You consider yourself lucky to have a sun-drenched backyard, but do you often feel like that picturesque canvas looks a little blank? Landscaping is a great way to jazz up an outdoor space, but it can be expensive up-front in time and cost. Maybe you’ve already got a pool or don’t want to or can’t add one. If you’ve got space and don’t know how to use it, is there one simple aesthetic addition that can totally transform your backyard—and in one afternoon?

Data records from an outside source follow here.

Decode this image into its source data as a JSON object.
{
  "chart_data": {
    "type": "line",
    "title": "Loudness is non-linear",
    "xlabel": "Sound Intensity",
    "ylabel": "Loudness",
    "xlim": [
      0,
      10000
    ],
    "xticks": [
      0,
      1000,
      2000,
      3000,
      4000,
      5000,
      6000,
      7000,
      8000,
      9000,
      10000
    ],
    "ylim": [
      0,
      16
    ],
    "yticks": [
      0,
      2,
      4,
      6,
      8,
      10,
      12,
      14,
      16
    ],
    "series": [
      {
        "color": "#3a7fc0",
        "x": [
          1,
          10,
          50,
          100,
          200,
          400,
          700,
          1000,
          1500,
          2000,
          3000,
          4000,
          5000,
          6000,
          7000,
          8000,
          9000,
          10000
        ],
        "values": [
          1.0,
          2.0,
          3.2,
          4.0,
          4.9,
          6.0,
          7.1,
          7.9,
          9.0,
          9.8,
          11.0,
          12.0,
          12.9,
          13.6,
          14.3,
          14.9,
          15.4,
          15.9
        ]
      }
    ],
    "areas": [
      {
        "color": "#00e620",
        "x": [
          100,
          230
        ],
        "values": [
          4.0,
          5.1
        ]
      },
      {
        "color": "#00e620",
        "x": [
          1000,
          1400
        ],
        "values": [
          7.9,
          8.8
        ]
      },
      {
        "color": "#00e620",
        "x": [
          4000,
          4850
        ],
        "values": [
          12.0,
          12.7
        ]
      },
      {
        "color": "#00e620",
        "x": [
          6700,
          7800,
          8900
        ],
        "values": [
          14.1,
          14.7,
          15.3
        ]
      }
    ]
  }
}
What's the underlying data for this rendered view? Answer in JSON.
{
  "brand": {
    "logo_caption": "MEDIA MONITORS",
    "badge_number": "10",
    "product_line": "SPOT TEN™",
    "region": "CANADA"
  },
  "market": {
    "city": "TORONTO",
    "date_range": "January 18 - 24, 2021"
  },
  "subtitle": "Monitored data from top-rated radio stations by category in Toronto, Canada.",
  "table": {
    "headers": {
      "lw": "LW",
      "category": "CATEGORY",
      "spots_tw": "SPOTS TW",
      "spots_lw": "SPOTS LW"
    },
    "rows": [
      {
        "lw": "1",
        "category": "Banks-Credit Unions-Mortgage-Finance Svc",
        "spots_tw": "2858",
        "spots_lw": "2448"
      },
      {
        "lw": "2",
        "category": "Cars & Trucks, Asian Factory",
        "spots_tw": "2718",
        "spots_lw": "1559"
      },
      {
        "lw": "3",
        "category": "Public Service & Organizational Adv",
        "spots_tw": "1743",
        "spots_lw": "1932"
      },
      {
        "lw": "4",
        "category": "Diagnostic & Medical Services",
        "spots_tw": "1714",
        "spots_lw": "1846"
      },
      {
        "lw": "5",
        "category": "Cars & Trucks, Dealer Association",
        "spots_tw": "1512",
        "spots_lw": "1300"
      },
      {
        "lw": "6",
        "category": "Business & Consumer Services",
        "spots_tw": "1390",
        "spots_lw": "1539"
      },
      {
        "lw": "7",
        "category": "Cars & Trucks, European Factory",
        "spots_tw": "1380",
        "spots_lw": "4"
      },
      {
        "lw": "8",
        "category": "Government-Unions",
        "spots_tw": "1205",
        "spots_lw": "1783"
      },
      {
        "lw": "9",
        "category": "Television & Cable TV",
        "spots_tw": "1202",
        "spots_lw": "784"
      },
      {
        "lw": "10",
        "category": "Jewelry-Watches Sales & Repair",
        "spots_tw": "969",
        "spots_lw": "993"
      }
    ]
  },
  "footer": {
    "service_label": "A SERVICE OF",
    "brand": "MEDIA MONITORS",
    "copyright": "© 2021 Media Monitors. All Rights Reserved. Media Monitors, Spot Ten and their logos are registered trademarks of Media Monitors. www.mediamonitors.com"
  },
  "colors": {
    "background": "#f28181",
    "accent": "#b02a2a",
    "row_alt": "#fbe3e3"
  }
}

The tall, communal space of a gazebo or pergola might be just the thing. Such a structures can provide an enchanting location to lounge and enjoy nature from beneath the shade of its roof. Contrary to what you might think, there are ways to achieve that look that don’t require calling in the services of a carpenter or artisan woodworker and like a piece of furniture, might fit in a box.
What is a gazebo kit?
Maybe you can figure out what it is from the name, but a gazebo kit is the name for a box or several that comes filled with all the materials and instructions you’ll need to build your very own gazebo. It might come with pre-fabricated and assembled parts that need to be joined and put together or it might be more complex and the instructions might call for assembling individual beams and slats one-by-one. You’ll get what you pay for in that respect, and the more intricate the design, the less likely you’ll want to rely on your own skills to put it together. You’re also going to have to have some of your own tools to finish the job, though specialty jobs might come with cheap versions of tools to help finish the job.
Where can I find them?
The short answer for where to look for such a kit would be online. “Big box” home improvement stores certainly may sell them, but even then you’re likely to only be able to place an order for delivery. Depending on the size and materials used, the boxes may not fit in even the largest of personal vehicles, the store may not maintain a stock, and if the price is significant enough, delivery may be built into the price. Your best bet may be to do some shopping around online beforehand anyway.
What do you need?
When shopping for a gazebo kit, decide how much labor you’ll be able to put into its assembly before purchasing. Some kits are work-intensive, arriving with holes pre-drilled in appropriate places but requiring more labor than simply screwing a handful of parts together. Some kits may be much more simple and depending on the materials, might not be truly permanent structures. If you’re looking for something that’s going to stand up to weather exposure and time, then you’ll most likely be in for more work.
Before the gazebo kit arrives to your home, prepare the space in your backyard where you’d like to place your new gazebo. It’s best to select a clear, unrooted area that does not have trees near its radius. It’s also wise to check your local building code requirements for outdoor structures before you begin construction of your gazebo to ensure that you will not require a permit. You can be almost sure that if your gazebo is going to connect to the house, you’ll need one. There may also be homeowner association rules to follow in some cases.
When the gazebo kit arrives, open the box and examine the materials to make sure you have every piece you need to assemble your gazebo properly. Though there’s usually a built in overage to account for some of the smaller parts, wood can sometimes be damaged during transport or a key piece of the structure might have an unfortunately placed knot that slipped past quality control. Make sure there aren’t splits and be sure to read the instructions in case there’s some outdoor acclimation that the wood needs to go through before assembly.
Each kit will be different from the materials used to the instruction steps to put it together. If you’ve got the proper tools and done the proper prepping, most kits (since gazebos are traditionally open on many sides) can be put together in just one afternoon, but it’s a good idea to work with a partner to make the work go more smoothly and to help hold parts together properly for assembly.
You can often find additional instructions and tips online for further customization of your new shade structure, but be sure you’re not adding weight to the roof improperly or removing support. There may not be much of a warranty, but it’s the safety of people enjoying it that’s more important.
One nice addition doesn’t often come as part of the simpler kits. Living in an area with a heavy pest problem might make placing screens on the sides a smart idea. Rather than add them yourself, it might be wise to spend the money you saved by putting together the kit on a professional installation. If it’s a less temporary structure, like a canopy or gazebo incorporating fabric, there might be netting attached or as part of a kit option.
Make sure you take climate into account before the final purchase. If it’s hot and humid, wood won’t last without treatment and tropical climes often mean windy weather, so making sure the gazebo doesn’t become a lethal projectile is also something to consider. Some kits may even come with tie downs, but even the best of home jobs might call for a safety check-up when inclement weather looms. If there’s heavy snowfall in the winter where you are, the gazebo you buy should be designed to stand up to it and not collapse under the weight of wintry white stuff. Fabric gazebos may fade and fall apart under constant exposure to salt air and the sun.
In any case, your budget and your needs will determine what’s best to buy, but one thing to consider is a gazebo kit for a quick fix to your backyard boredom blues!